“¡Todo lo puedo en Cristo que me fortalece!” (Filipenses 4:13)

CRISTO DA FORTALEZA 

Qué audaces afirmaciones hicieron esos cristianos de los primeros tiempos. En Hechos capítulo 3, Pedro se dirigió al cojo de nacimiento que pedía limosna: “En el nombre de Jesucristo de Nazaret, ¡levántate y anda!” (versículo 6). Cuando la multitud fue corriendo a ver el milagro, Pedro predicó un poderoso sermón. Animó a la gente a ver en Jesús al Salvador prometido. Observe la audacia que había en sus palabras: “Porque Moisés dijo: ‘El Señor su Dios les levantará un profeta de entre sus hermanos, como me levantó a mí. Ustedes deben atender a todo lo que él les diga. Todo aquel que no escuche a ese profeta, será eliminado del pueblo” (Hechos 3:22,23).

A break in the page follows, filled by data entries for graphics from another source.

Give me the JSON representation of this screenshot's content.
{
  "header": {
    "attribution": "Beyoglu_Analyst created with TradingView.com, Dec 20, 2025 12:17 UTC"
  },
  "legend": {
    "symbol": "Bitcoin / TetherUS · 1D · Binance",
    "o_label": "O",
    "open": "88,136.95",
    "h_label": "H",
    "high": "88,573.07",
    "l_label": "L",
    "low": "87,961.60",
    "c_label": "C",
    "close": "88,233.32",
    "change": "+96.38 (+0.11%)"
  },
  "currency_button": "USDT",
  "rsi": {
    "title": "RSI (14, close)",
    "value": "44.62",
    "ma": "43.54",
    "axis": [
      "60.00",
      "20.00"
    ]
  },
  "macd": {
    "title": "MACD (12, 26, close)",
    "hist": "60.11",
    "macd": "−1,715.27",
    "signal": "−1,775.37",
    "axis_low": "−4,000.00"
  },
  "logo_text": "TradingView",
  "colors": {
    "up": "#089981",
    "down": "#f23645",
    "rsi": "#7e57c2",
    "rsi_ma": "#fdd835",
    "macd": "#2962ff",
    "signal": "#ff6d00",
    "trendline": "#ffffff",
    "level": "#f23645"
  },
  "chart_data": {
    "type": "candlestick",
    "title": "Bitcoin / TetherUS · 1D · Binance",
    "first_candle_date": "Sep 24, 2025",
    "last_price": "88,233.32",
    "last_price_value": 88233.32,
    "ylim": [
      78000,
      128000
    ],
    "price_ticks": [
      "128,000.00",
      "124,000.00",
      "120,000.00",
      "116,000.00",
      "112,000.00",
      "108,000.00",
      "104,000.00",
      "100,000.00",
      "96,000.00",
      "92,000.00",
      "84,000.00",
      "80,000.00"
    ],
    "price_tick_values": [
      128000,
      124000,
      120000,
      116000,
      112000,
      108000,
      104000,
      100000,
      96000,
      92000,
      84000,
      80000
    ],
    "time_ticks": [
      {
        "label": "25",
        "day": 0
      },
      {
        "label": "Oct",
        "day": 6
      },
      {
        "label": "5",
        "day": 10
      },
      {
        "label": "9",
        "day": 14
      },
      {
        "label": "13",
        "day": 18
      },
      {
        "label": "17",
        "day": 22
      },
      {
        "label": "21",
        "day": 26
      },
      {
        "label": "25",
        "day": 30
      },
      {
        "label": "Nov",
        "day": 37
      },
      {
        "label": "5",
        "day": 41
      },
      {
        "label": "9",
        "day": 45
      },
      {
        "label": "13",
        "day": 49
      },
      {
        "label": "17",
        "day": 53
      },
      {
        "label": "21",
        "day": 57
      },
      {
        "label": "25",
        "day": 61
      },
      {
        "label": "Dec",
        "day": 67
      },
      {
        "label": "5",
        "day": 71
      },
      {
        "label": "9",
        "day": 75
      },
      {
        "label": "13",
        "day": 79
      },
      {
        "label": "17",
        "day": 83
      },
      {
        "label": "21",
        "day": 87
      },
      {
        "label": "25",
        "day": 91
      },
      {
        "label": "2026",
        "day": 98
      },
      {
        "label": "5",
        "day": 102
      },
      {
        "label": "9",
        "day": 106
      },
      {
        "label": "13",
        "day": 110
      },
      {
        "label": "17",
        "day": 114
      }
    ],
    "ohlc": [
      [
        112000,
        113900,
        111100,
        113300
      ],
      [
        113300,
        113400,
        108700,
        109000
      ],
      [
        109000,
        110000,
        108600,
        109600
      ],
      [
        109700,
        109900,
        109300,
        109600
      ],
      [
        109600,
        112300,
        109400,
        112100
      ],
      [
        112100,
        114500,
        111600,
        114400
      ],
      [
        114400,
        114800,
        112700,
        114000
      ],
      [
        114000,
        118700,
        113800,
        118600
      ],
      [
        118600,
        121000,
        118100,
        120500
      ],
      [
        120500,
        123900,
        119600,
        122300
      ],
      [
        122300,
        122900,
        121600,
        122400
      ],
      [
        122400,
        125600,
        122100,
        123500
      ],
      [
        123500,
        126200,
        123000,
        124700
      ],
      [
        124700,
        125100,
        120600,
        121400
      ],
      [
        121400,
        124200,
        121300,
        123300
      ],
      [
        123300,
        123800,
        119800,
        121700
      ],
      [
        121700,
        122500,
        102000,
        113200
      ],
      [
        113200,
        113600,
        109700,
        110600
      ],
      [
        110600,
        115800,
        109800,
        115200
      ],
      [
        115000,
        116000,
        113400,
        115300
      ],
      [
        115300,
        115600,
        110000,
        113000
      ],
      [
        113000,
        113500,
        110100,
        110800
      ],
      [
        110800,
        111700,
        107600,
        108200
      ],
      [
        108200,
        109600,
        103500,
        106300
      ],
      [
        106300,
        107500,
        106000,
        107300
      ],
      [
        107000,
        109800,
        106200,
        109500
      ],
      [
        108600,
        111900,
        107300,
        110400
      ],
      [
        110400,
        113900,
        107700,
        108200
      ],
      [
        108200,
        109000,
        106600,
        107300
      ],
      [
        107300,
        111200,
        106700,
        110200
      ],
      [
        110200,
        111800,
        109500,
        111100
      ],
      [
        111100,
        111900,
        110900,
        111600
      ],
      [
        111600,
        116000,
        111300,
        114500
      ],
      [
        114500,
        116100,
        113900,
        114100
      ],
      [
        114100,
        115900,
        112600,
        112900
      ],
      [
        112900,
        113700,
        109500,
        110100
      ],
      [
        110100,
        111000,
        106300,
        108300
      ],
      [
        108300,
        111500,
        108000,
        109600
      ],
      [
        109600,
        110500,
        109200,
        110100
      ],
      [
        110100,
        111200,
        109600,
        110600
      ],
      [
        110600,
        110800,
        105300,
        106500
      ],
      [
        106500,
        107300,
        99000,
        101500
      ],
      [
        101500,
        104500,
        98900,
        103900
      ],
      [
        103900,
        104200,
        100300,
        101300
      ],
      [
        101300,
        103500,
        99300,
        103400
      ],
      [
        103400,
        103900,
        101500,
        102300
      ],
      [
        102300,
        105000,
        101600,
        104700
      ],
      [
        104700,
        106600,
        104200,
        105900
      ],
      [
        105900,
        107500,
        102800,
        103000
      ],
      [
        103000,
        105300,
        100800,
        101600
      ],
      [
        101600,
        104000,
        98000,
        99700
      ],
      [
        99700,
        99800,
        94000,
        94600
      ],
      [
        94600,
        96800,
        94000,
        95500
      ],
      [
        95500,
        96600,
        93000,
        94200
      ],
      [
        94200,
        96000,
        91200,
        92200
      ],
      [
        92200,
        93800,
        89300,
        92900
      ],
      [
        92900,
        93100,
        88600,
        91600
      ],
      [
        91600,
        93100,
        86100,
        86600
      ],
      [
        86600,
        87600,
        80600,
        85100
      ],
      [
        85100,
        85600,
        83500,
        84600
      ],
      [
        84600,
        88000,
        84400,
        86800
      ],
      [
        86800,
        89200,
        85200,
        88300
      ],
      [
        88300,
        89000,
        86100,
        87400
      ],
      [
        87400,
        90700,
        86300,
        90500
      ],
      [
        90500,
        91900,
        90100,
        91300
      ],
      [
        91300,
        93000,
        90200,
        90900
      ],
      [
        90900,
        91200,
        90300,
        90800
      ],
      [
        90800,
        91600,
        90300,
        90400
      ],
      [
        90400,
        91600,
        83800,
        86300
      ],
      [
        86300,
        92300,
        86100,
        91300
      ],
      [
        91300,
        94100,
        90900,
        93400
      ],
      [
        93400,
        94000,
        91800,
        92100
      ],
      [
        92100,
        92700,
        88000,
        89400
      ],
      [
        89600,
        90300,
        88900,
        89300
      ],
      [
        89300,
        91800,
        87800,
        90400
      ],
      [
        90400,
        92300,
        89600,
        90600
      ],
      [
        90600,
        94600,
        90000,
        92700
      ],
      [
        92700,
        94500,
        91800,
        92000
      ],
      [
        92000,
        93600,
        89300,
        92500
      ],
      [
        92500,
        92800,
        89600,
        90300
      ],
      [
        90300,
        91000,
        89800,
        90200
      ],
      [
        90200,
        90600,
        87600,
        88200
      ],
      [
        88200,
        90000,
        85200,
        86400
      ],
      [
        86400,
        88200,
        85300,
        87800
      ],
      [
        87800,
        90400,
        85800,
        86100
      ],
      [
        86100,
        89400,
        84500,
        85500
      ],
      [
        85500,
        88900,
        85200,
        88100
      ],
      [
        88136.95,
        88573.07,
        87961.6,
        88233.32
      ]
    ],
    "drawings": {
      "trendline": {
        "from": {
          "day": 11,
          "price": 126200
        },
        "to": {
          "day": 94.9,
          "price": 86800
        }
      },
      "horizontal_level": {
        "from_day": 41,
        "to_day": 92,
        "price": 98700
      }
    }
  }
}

Esas eran palabras audaces, dichas con amor a los corazones endurecidos que necesitaban escucharlas.

No era fácil proclamar el evangelio en esos días. Los fariseos que acosaron a Jesús todavía estaban en Jerusalén para acosar a los discípulos. Parecían estar por todos lados, porque le seguían los pasos a Pablo a dondequiera que fuera. Pero Pablo podía alegrarse: “¡Todo lo puedo en Cristo que me fortalece!”.

¡Qué ánimo e intrepidez mostraron esos cristianos mientras enfrentaban persecución, peligro y hasta la pérdida de sus vidas! ¡Si tan solo nosotros los cristianos pudiéramos hoy en día ser tan audaces!

¡Sí podemos! El Salvador que instruyó y animó a los cristianos de los primeros tiempos es el mismo todopoderoso Salvador que está con nosotros y nos anima en nuestra vida de fe. Él ha llenado su palabra de promesas, promesas que cumplirá. Considere estas promesas adicionales para su consuelo:

“Dios es nuestro amparo y fortaleza, nuestro pronto auxilio en todos los problemas” (Salmo 46:1).

“Así que mi Dios suplirá todo lo que les falte, conforme a sus riquezas en gloria en Cristo Jesús” (Filipenses 4:19).

“Dios es fiel y no permitirá que ustedes sean sometidos a una prueba más allá de lo que puedan resistir” (1 Corintios 10:13).

“No temas, Jacob, porque yo te redimí; yo te di tu nombre, Israel, y tú me perteneces” (Isaías 43:1).

“Y yo estaré con ustedes todos los días” (Mateo 28:20).

Una promesa tras otra. ¡Todas ellas firmes y verdaderas! El Rey de los cielos y la tierra, nuestro Señor y Salvador, respalda todas esas promesas.

No importa la seriedad del pecado, no importa lo desconcertante del problema, no importa que el desafío sea desalentador, no importa que la tentación sea seductora, no importa que los días sean sombríos, en Cristo podemos decir: “¡Todo lo puedo en Cristo que me fortalece!”.

Oración:

Señor Jesús, ayúdanos a depender de tu fortaleza en cada circunstancia de la vida todos los días. Tus promesas poderosas nos sustentan. Guíanos para que nos aferremos a ellas por medio de tu palabra. Amén.